Sadece kendi yayınlarım adına yazmıyorum. Otohaber, Autoshow gibi her ay düzenli olarak yayınlanan kurumsal dergiler ve o dergilerin editörleri için de yazıyorum. Bu insanlar geleneksel medyada çalışıyor olabilirler ama Youtube kanalları da var, instagramları da, twitterları da Tiktok’ları da. Gerçek içerik sağlayıcıları…
Otomotiv sektörünün temsilcilerinin çoğu, kurumsal iletişim ve PR ajansılarının bir bölümü ne yazık ki bu değerlendirmeyi yapamıyor. Ya da kolayına geliyor böylesi. En büyük yalanları da “Global böyle istiyor” oluyor! Onları dinlerken neremden güleceğime karar veremiyorum. Onlar gibi yapıp kolayıma neresi geliyorsa oramla  gülüyorum. Çok komikler çünkü…
Neyse diyeceğim o ki, artık geleneksel medya, dijital medya diye bir şey kalmadı. Gazeteci kökenli otomotiv habercilerinin  doğru dürüst içerikleriyle, yalan dolan satın alınmış sahte içerikler çıktı ortaya. Geçenlerde Timur Akkurt’un  yazdığı çok güzel bir yazıydı. Onun kısa bir giriş bölümünü alıyorum.   
“Yakın zamanda yapılan bir araştırma sonuçları gazetecilerin, gazeteci olmayanlara göre çok daha yüksek oranda toplum üzerinde etki gücüne sahip olduklarını gösterdi. Buzzsumo’nun yaptığı araştırmanın detayları bize çok şey anlatıyor. Bu sonuçlara göre; kurumlar, PR ajansları, dijital ajanslar, gazeteciler kendine göre dersler çıkartmalı ve iletişim planlarını ona göre yapmalı. Bu bir iç hesaplaşma bizi ne ilgilendiriyor demeyin çünkü tüm bu olup biten sizin için, sizinle alakalı. Siz bu denklemin belirleyicisi olduğunuz için detaylara hakim olmalısınız. 2022 yılı içinde yayınlanmış 673 milyon içeriği analiz eden Buzzsumo, gazeteci olan ve olmayanların içeriklerini değerlendirdiği araştırması önemli bir sonuçla karşımıza çıktı. Gazetecilerin oluşturdukları içeriklerin hem etkileşim hem de farkındalık yaratmada, gazeteci olmayanlara oranla çok daha etkili olduğu sonucunu çıkarttı. Gazeteciler, gazeteci olmayanlara oranla 2,5 kattan fazla etkili. Markaların ürettiği içerikle kıyaslandığında ise fark inanılmaz yükselmekte. %188 daha etkili iletişim gazetecilerden gelmekte.”

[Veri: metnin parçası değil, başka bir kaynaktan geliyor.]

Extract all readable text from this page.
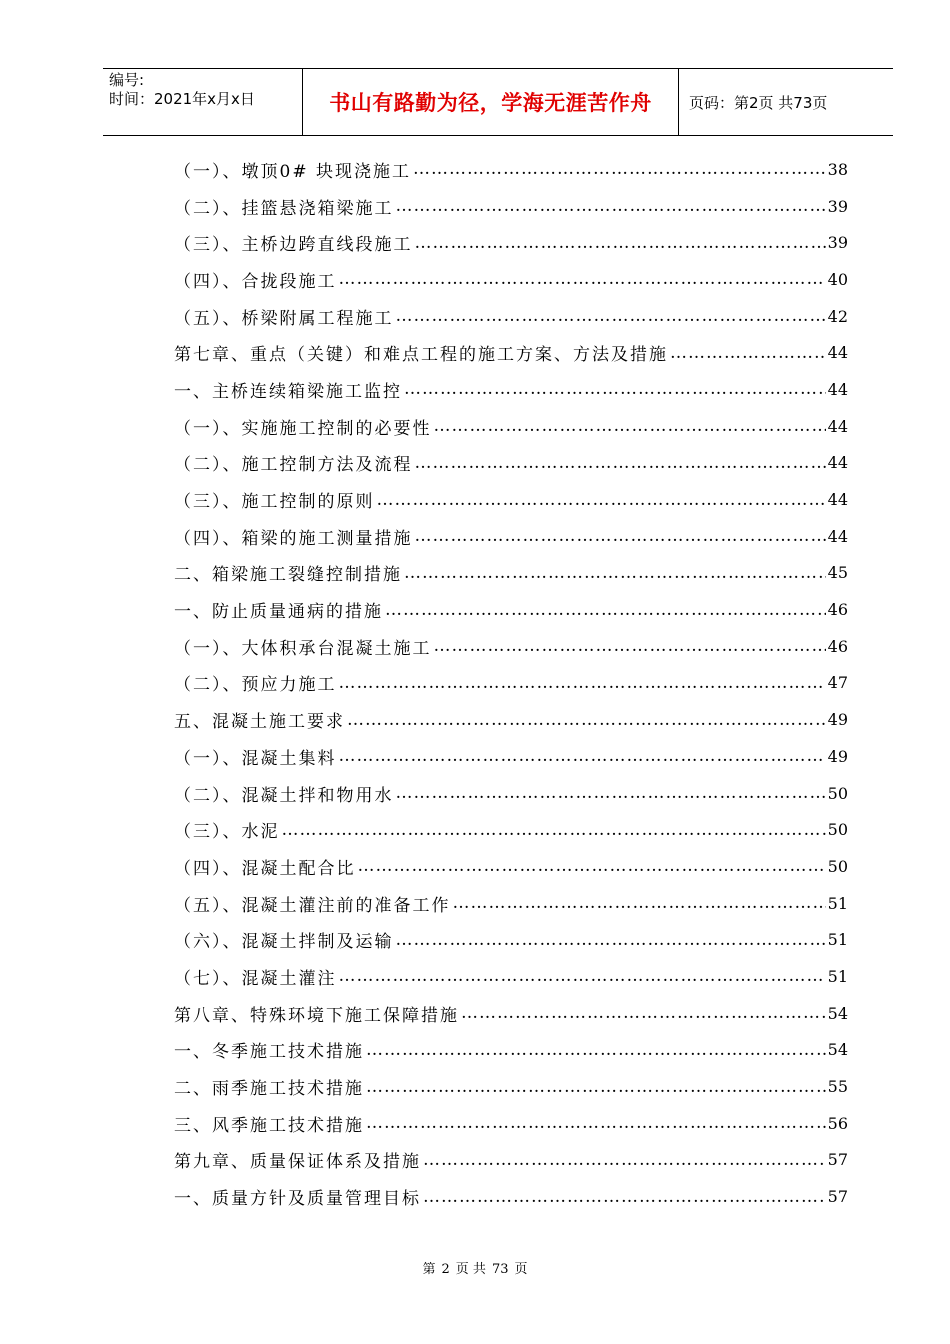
编号:
时间：2021年x月x日	书山有路勤为径，学海无涯苦作舟	页码：第2页 共73页
（一）、墩顶0# 块现浇施工 ………………………………………………………………………………………………………………………………	38
（二）、挂篮悬浇箱梁施工 ………………………………………………………………………………………………………………………………	39
（三）、主桥边跨直线段施工 ………………………………………………………………………………………………………………………………	39
（四）、合拢段施工 ………………………………………………………………………………………………………………………………	40
（五）、桥梁附属工程施工 ………………………………………………………………………………………………………………………………	42
第七章、重点（关键）和难点工程的施工方案、方法及措施 ………………………………………………………………………………………………………………………………	44
一、主桥连续箱梁施工监控 ………………………………………………………………………………………………………………………………	44
（一）、实施施工控制的必要性 ………………………………………………………………………………………………………………………………	44
（二）、施工控制方法及流程 ………………………………………………………………………………………………………………………………	44
（三）、施工控制的原则 ………………………………………………………………………………………………………………………………	44
（四）、箱梁的施工测量措施 ………………………………………………………………………………………………………………………………	44
二、箱梁施工裂缝控制措施 ………………………………………………………………………………………………………………………………	45
一、防止质量通病的措施 ………………………………………………………………………………………………………………………………	46
（一）、大体积承台混凝土施工 ………………………………………………………………………………………………………………………………	46
（二）、预应力施工 ………………………………………………………………………………………………………………………………	47
五、混凝土施工要求 ………………………………………………………………………………………………………………………………	49
（一）、混凝土集料 ………………………………………………………………………………………………………………………………	49
（二）、混凝土拌和物用水 ………………………………………………………………………………………………………………………………	50
（三）、水泥 ………………………………………………………………………………………………………………………………	50
（四）、混凝土配合比 ………………………………………………………………………………………………………………………………	50
（五）、混凝土灌注前的准备工作 ………………………………………………………………………………………………………………………………	51
（六）、混凝土拌制及运输 ………………………………………………………………………………………………………………………………	51
（七）、混凝土灌注 ………………………………………………………………………………………………………………………………	51
第八章、特殊环境下施工保障措施 ………………………………………………………………………………………………………………………………	54
一、冬季施工技术措施 ………………………………………………………………………………………………………………………………	54
二、雨季施工技术措施 ………………………………………………………………………………………………………………………………	55
三、风季施工技术措施 ………………………………………………………………………………………………………………………………	56
第九章、质量保证体系及措施 ………………………………………………………………………………………………………………………………	57
一、质量方针及质量管理目标 ………………………………………………………………………………………………………………………………	57
第 2 页 共 73 页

Yazının tamamını okumak için:

https://www.birgun.net/haber/gazeteci-olanla-gazeteci-olmayan-410629 

İşte arkadaşlarımızın çıkarttığı otomotiv influencarları olarak kendini gösterenlerin hesaplarındaki takipçi ve beğenenler. Otomotiv sektörü bilip bilmeden bu sahte hesaplara hizmet veriyor.Kısa bir bilgi daha verelim. instagramda 1000 takipçi 34.99, 10 bin takipçi 299 TL. Beğeni fiyatları da şöyle; 1.000 beğeni 29.95, 10 bin beğeni 179.95 TL.